Cost Savings: No patient – adult or child – should go without health care because he or she cannot afford it. The first step to finding solutions to the increasing cost of care is enabling health care systems and health care professionals to share their practical knowledge with one another as well as the patients who often have to choose between paying their medical bills and putting food on the table. From paying for prescription drug copayments and deductibles to affording health insurance premiums, our Cost Savings posts will explore proven strategies to help patients and families reduce the financial strain associated with the rising price of care.
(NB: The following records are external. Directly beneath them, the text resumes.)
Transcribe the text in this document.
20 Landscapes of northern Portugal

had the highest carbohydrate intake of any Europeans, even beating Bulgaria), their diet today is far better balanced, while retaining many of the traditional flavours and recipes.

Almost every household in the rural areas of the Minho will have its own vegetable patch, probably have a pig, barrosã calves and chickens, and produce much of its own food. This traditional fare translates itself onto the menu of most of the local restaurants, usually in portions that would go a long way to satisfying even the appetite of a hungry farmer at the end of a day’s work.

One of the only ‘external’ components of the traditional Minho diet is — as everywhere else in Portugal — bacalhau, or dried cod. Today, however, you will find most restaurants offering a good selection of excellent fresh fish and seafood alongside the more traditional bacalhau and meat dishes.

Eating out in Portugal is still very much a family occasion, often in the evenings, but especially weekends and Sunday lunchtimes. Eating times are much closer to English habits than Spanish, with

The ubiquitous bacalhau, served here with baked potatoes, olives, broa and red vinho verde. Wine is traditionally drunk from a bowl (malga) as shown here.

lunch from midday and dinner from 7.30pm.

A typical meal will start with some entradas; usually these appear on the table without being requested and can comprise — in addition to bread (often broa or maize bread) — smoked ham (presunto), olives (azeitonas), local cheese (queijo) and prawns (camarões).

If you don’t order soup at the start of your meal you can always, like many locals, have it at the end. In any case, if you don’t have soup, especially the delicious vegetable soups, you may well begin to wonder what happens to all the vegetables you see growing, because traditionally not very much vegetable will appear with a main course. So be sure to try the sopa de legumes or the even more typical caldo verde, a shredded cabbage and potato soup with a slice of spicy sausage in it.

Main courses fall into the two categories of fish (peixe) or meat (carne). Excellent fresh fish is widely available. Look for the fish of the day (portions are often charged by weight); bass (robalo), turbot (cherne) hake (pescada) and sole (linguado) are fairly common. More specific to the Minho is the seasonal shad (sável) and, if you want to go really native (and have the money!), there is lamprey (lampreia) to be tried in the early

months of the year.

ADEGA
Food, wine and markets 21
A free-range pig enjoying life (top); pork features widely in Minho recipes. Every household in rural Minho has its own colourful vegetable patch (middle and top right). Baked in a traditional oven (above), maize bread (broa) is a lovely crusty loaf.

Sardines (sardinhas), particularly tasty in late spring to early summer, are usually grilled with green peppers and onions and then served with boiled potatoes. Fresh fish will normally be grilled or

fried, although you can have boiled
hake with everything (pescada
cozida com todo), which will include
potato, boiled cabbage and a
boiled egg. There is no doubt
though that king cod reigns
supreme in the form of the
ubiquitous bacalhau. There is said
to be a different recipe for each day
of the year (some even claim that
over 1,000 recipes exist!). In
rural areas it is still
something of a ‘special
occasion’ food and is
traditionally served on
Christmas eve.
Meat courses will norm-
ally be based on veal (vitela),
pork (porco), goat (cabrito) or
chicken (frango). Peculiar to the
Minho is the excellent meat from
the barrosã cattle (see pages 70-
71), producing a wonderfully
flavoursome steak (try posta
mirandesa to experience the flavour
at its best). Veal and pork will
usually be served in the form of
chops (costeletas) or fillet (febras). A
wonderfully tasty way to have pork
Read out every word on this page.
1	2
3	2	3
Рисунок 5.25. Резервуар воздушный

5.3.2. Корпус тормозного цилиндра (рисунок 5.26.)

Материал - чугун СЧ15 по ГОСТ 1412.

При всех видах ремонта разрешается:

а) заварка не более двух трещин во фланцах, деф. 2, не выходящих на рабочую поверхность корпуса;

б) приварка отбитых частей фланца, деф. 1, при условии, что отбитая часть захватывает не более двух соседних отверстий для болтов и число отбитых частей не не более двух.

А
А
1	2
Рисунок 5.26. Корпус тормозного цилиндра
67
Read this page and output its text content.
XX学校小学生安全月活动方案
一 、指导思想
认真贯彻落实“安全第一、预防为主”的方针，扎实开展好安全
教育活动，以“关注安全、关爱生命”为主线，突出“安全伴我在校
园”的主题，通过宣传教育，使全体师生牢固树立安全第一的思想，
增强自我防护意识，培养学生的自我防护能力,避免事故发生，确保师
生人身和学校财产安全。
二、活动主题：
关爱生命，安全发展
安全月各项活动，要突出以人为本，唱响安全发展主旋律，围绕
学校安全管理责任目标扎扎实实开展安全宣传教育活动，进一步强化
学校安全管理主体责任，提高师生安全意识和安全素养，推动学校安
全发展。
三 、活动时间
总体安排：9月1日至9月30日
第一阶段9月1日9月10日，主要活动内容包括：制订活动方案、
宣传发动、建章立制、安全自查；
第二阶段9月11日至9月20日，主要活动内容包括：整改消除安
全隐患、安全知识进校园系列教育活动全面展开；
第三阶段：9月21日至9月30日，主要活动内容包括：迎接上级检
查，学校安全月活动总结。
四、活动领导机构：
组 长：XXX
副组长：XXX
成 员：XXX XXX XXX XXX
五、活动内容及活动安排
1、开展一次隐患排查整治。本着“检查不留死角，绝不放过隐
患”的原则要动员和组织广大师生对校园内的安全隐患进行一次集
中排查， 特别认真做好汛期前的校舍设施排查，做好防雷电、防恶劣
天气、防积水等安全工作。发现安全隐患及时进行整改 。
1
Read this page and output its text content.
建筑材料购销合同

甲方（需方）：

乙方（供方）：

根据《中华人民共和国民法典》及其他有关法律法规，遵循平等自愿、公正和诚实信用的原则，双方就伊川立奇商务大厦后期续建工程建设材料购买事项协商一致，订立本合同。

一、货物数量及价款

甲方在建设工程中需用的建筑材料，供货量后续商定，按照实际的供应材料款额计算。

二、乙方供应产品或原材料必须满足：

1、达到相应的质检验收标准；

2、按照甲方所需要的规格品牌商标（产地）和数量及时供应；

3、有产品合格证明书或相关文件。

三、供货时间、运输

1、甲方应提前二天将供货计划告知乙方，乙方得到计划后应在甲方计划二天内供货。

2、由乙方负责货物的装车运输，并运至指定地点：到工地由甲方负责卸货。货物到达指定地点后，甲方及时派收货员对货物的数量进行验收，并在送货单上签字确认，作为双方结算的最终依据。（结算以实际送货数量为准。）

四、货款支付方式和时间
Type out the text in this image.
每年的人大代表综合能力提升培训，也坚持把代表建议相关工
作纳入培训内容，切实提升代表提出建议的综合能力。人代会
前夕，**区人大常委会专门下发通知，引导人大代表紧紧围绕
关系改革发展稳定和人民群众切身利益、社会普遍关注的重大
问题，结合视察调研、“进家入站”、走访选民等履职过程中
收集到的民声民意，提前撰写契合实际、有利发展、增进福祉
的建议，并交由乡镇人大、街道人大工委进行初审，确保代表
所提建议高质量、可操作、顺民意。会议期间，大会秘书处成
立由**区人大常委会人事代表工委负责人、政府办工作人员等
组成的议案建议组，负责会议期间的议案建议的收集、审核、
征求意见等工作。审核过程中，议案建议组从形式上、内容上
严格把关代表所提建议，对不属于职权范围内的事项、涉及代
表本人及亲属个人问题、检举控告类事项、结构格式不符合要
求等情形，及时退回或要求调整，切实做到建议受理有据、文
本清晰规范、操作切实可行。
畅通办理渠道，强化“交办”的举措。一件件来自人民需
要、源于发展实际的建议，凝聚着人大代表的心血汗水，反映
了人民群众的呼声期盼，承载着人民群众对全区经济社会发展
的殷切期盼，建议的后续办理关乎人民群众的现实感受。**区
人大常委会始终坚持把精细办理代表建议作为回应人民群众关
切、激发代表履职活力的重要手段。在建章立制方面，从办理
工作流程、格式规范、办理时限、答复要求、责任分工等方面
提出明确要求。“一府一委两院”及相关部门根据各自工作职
Prevention/Patient-Centered Care: What’s the first thing you think of when given the words “health care?” Most people think “trip to the doctor,” or “medication.” Our attention has to shift more aggressively to find ways to help people stay healthy. Seeing a dietitian could be vital for millions of Americans hoping to live healthier and longer. Annual lab work can find vitamin deficiencies. Sometimes very simple things, like removing carpeting from the home, can contribute to better cardiovascular health, resulting in increased life expectancy. It takes a village to care for a patient. Partnerships among practitioners, payers, patients and their families are crucial for ensuring that health care decisions are made in a way that respects patients’ needs and that patients have the knowledge and support they need to make reasoned decisions and participate in their own care. In our Prevention/Patient-Centered Care blog posts, we’ll focus on the many strategies available for staying healthy and recognize ways that patients are taking an active role in decision-making about treatment options.

Access to Care: We are so fortunate to live in a world where scientists are developing novel, breakthrough therapies. But those therapies can’t result in positive health outcomes if the patients who so desperately need them can’t access them. The evidence is clear: Proper medication compliance and adherence – consistently the right medication, at the right dosage, for the right patient – is essential to mitigating chronic disease. Continued and properly managed care and staying on treatment will be the focus of our Access to Care blog posts.

We’ll be sharing real-life examples of positive health outcomes in this space, and we encourage you to join in the dialogue. How would you tackle the problem of unaffordable health care? How can business and philanthropy work together to reduce the financial burden on patients? Have you or someone you know received help paying for needed therapies? Let us know in the comments section.